Friday, July 18, 2014

Stop Acting So Innocent

 In strange, lovely ways, you have come to realize how, across a wide chasm of years, you've used writing short stories as a means of procrastination.  These ways were born upon you during the past few weeks, as reviews on your recent publication of a collection of your stories began to appear.  

The connection finally came when, about a week ago, you had occasion to write the following exchange of dialogue in a short story.

"Stop acting so high and mighty."

"I'm not acting.  I am high and mighty."

When  the time comes for self-editing, you're most likely to remove that last sentence on the grounds of it being unnecessary; the intent and meaning were resident in the more direct response, "I'm not acting."

Although you like the exchange and the story, the dialogue threw you out of the story because much as you want to get this story into the completed draft state, you also want to get an entire draft on the book you're writing, which, in a direct way, is about acting.  You were procrastinating the latter by doing the former, a gambit that allows you to say that you were working and, thus, how could that be procrastination.  The answer is to get up an hour earlier or stay up an hour later, working on the story, but keeping the book on acting as top priority.

Yes, you recognize how funny you are.

Even though this exchange of dialogue, in shortened form, is a keeper, things in stories are not supposed to kick you out of them, rather the exact opposite.  Things are supposed to keep you concentrated on the persons and events of the story.  This brief exchange had the effect of prankster friends attaching a chain of tin cans to the rear bumper of the honeymoon getaway car.

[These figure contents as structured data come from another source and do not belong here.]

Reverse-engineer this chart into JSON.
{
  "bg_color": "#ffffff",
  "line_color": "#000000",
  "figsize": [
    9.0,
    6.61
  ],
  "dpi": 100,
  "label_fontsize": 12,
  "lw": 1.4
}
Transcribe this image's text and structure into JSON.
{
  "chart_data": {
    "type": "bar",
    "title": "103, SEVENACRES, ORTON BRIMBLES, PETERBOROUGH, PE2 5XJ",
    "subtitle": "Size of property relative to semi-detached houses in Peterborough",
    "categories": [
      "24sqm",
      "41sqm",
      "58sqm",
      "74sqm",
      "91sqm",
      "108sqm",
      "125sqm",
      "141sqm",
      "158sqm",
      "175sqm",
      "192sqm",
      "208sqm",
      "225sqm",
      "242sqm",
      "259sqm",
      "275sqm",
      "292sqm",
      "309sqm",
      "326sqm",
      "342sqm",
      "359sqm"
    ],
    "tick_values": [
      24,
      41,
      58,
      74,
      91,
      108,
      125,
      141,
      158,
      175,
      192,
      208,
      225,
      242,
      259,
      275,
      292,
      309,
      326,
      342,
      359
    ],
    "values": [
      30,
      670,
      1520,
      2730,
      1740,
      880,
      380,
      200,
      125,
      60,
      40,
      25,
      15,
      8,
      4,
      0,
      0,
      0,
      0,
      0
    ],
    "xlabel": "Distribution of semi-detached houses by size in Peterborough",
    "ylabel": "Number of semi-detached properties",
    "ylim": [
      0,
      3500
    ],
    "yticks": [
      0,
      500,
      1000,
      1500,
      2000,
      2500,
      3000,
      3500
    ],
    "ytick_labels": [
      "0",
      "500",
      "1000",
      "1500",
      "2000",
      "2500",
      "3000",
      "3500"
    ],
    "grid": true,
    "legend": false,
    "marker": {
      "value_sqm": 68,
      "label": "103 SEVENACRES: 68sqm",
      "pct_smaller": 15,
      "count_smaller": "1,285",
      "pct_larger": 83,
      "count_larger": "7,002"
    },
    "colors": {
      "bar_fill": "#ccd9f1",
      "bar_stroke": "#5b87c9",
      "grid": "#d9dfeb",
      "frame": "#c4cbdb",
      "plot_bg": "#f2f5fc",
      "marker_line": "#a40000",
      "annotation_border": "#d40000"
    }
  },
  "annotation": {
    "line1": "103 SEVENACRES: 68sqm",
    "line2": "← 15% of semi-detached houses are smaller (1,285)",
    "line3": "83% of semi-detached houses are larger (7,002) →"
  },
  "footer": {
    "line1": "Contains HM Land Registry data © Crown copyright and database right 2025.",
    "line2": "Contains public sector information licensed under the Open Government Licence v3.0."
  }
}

First and foremost, if an actor--in this case one of your characters--is acting, that's a red flag.  The character shouldn't be acting unless the story calls for the character to be seen, assuming a role. For that matter, an actor in a production should not be seen acting; she should come through as focused, entirely in character.  In an entire sense, characters do not act, they are.

Second, you recall back, back in the day when, tiring of the journalism and graphic arts aspects of your focus at Los Angeles City College, you transferred to UCLA to get serious about your studies and to find ways that would encourage your writing times.  The "ways" emerged during your first semester at UCLA.  The "ways" were final examinations, for which you scarcely studied, instead producing a thick sheaf of materials you considered at the time to be short fiction.

Those pages were short fiction, perhaps a novella.  But there you were, procrastinating by not studying what you ought (and for which you are doubtless still making up to this day in terms of things you're reading now you didn't read then.  

Proof.  You were interested in Transcendentalism and Nineteenth Century American then.  How could you not have read all the Hawthorne assigned you, in particular The Blythedale Romance, with its focus on life inside and outside communes?  Should have, but didn't.  Instead wrote a novella about characters on a scavenger hunt, which in its way was a metaphor for attitudes toward material possessions.

True enough; in subsequent years you wrote short fiction as number one priorities, especially since you didn't yet think you were ready to embark on a novel.  Of equal truth, you can think of few more intense ways for triggering the emergence of a short story than to have a deadline for some other project.

Let's get back to that neglected theme, the one of characters and actors acting.  This return of focus brings you face to face with your belief that an actor in theory acts because she or he is busy translating a series of physical and verbal responses to a simulacrum of interpretive behavior surrounding the ways a fictional being behaves.  You accomplish this by transcending the technique and by becoming the character as opposed to the trained, alert individual portraying someone else.  You are that other.

Another possible explanation is that you have still to train yourself with as much effectiveness as you'd wish in the matter of staying on the bucking bronco of a horse of bull for some respectable period of time before being bucked off.

Being told to "Act your age." is another trope that reminds you what's at stake here.  That exhortation means in effect Be the most serious, conservative, gravitas-laden old coot of which you are able to achieve.  It means, Here, take these acting techniques, then apply them to yourself during working hours or family reunion hours, or times when you find hidden, procrastinating, rebellious selves, eager to step forth to take over a one-person show, where, to great effect, you become Stephen Colbert, interviewing Jon Stewart, both of whom are well known to be you.